The ShopTalk newsletter today describes the ugly TV news "shoving match" in Orlando over "the first report that a case of the swine flu was confirmed in Orlando." ShopTalk writes:
"Pity the poor viewers, who have to sort through all the hype and hysteria to find the facts."
Baltimore Sun TV critic David Zurawick writes:
"Dr. Sanjay Gupta, the CNN and CBS medical correspondent, was reporting from outside a hospital in Mexico City using such terms as "ground zero" and "chaos" to describe the situation.Tuesday morning, on NBC's top-rated Today show, Dr. Nancy Snyderman, the show's health expert, was reporting "a couple of unconfirmed cases in New Jersey." ...
I can't imagine why Snyderman and Today were reporting unconfirmed cases. That seems to me one of the worst things a journalistic enterprise -- and Today is produced by NBC News -- should be doing. Wait for confirmation when reporting such data. ...

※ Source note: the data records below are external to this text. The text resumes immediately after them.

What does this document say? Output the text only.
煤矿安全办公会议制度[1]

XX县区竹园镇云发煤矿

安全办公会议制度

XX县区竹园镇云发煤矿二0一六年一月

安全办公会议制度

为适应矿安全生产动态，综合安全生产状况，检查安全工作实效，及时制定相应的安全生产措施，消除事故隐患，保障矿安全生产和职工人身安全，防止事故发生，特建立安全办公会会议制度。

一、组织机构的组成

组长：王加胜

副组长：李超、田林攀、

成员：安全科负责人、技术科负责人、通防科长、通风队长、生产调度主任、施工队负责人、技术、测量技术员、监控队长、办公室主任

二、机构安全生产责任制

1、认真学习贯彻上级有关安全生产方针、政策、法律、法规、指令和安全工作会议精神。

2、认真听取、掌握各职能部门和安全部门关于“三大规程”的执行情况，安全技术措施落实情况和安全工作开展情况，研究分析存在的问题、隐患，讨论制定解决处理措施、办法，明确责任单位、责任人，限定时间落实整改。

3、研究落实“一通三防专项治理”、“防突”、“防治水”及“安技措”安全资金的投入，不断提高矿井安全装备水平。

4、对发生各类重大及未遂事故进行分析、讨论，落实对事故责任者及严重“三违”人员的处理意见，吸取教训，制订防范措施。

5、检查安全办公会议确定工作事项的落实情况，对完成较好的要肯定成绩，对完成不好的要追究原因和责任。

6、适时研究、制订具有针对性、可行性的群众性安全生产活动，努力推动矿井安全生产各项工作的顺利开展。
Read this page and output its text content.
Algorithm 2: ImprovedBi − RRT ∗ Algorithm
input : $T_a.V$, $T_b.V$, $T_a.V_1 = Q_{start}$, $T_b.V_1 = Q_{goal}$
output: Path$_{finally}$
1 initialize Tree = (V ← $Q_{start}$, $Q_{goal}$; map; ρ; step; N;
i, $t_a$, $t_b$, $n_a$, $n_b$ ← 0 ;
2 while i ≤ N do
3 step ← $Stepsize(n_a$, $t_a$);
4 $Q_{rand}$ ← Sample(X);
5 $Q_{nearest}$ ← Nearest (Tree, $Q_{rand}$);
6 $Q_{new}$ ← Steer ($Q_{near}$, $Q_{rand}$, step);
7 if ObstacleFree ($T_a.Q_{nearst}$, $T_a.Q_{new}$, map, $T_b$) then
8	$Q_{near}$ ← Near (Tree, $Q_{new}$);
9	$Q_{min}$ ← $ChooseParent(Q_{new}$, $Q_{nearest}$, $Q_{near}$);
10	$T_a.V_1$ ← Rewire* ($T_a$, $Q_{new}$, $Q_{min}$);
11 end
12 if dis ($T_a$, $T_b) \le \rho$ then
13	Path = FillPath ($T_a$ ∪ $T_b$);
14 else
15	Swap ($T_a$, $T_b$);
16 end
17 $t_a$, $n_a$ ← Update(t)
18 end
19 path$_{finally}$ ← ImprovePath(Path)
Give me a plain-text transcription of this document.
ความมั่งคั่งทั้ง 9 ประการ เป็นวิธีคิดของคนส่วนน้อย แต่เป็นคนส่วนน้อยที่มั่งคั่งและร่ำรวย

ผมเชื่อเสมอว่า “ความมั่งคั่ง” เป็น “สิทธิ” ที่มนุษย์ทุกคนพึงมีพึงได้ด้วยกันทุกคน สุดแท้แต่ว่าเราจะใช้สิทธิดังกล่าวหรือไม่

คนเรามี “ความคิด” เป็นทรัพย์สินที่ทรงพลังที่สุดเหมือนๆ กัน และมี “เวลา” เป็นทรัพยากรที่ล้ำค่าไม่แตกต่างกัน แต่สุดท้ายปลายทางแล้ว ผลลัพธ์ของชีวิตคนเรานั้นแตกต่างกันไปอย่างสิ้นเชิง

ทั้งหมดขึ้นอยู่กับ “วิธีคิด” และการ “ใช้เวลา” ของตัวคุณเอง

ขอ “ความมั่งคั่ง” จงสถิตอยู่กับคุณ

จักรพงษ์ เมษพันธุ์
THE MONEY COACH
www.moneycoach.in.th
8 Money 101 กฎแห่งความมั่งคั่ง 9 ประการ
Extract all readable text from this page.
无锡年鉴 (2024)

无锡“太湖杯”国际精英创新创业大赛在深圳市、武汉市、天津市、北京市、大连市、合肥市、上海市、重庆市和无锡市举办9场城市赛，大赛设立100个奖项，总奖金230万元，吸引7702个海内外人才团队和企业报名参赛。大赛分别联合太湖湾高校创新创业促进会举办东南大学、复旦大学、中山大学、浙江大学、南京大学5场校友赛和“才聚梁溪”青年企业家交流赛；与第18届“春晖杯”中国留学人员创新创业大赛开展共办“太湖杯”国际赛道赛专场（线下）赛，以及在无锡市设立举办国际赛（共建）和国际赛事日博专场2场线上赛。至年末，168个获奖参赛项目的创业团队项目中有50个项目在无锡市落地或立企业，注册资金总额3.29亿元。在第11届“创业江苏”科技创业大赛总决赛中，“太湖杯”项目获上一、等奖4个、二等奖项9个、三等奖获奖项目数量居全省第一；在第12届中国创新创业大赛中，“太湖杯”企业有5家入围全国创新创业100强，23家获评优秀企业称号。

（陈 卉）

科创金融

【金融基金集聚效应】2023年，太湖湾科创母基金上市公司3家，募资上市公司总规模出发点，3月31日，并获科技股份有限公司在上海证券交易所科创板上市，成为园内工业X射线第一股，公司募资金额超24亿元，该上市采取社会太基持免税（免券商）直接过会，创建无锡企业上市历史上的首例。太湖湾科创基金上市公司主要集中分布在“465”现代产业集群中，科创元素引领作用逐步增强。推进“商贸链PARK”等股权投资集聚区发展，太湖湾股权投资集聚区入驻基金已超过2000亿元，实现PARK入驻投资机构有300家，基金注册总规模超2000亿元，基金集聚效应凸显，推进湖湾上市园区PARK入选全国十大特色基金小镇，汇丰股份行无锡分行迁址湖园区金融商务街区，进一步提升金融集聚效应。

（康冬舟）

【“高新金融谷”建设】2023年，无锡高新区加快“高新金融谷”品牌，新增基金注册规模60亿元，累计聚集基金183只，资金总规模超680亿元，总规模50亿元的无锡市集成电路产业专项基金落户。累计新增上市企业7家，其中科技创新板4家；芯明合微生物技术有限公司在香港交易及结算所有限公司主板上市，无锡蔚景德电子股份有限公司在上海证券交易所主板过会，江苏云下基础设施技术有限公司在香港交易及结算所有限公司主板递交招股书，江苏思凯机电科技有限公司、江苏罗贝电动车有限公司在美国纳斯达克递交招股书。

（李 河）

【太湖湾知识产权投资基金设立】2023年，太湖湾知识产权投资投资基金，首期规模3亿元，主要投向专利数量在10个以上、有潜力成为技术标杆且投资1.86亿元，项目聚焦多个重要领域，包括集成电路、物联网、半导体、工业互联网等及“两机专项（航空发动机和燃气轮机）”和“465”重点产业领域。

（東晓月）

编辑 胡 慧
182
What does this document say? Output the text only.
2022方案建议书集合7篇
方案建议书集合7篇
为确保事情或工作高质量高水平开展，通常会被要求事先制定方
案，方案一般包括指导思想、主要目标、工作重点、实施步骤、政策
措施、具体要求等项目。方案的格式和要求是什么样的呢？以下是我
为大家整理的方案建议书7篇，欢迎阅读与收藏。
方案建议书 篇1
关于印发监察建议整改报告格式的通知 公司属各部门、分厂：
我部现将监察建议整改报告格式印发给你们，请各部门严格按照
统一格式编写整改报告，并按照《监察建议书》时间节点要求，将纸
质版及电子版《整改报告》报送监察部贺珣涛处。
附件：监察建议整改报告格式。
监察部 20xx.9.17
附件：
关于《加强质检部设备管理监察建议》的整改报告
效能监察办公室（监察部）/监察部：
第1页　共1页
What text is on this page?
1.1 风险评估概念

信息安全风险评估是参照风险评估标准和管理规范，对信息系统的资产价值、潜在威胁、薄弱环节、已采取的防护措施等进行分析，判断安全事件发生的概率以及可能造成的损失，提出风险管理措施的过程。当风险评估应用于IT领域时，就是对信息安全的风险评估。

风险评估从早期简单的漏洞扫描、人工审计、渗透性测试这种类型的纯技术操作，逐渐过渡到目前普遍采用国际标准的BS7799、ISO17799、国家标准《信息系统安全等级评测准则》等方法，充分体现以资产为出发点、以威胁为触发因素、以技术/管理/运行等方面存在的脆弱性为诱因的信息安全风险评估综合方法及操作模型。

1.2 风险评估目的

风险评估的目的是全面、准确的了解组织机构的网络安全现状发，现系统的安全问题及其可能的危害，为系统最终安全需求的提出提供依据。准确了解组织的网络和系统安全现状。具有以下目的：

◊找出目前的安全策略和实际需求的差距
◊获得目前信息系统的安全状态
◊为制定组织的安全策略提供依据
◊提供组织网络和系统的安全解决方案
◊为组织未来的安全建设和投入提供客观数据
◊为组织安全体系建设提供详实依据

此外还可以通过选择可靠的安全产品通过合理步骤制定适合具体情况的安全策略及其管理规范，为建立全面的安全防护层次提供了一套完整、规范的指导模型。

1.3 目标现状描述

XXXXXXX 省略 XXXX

Even though Gupta is primarily known as the lead medical correspondent on CNN, he also works for CBS News, and I saw him Monday night on The CBS News with Katie Couric standing in front of a Mexico City hospital. He had his own mask -- down about his throat. Overly dramatic? Maybe.
I hated Gupta describing his location as "sort of ground zero" and reporting what he described as a lack of basic supplies for medical workers at the Mexican hospital as "sort of the chaos here," but he was the reporter on the ground. I just wish the language he used would have been prudent and less sensational."
Kudos to the Wall Street Journal, for including some perspective I've not seen anyone give quite this way:
"Many people assume a pandemic is a deadly scourge, but two of three flu pandemics that circled the globe in the 20th century were relatively mild. "Pandemics can range from being relatively mild to being extremely severe," said Keiji Fukuda, the World Health Organization's acting assistant director for health security and environment. "My own sense right now is it too early to make a call."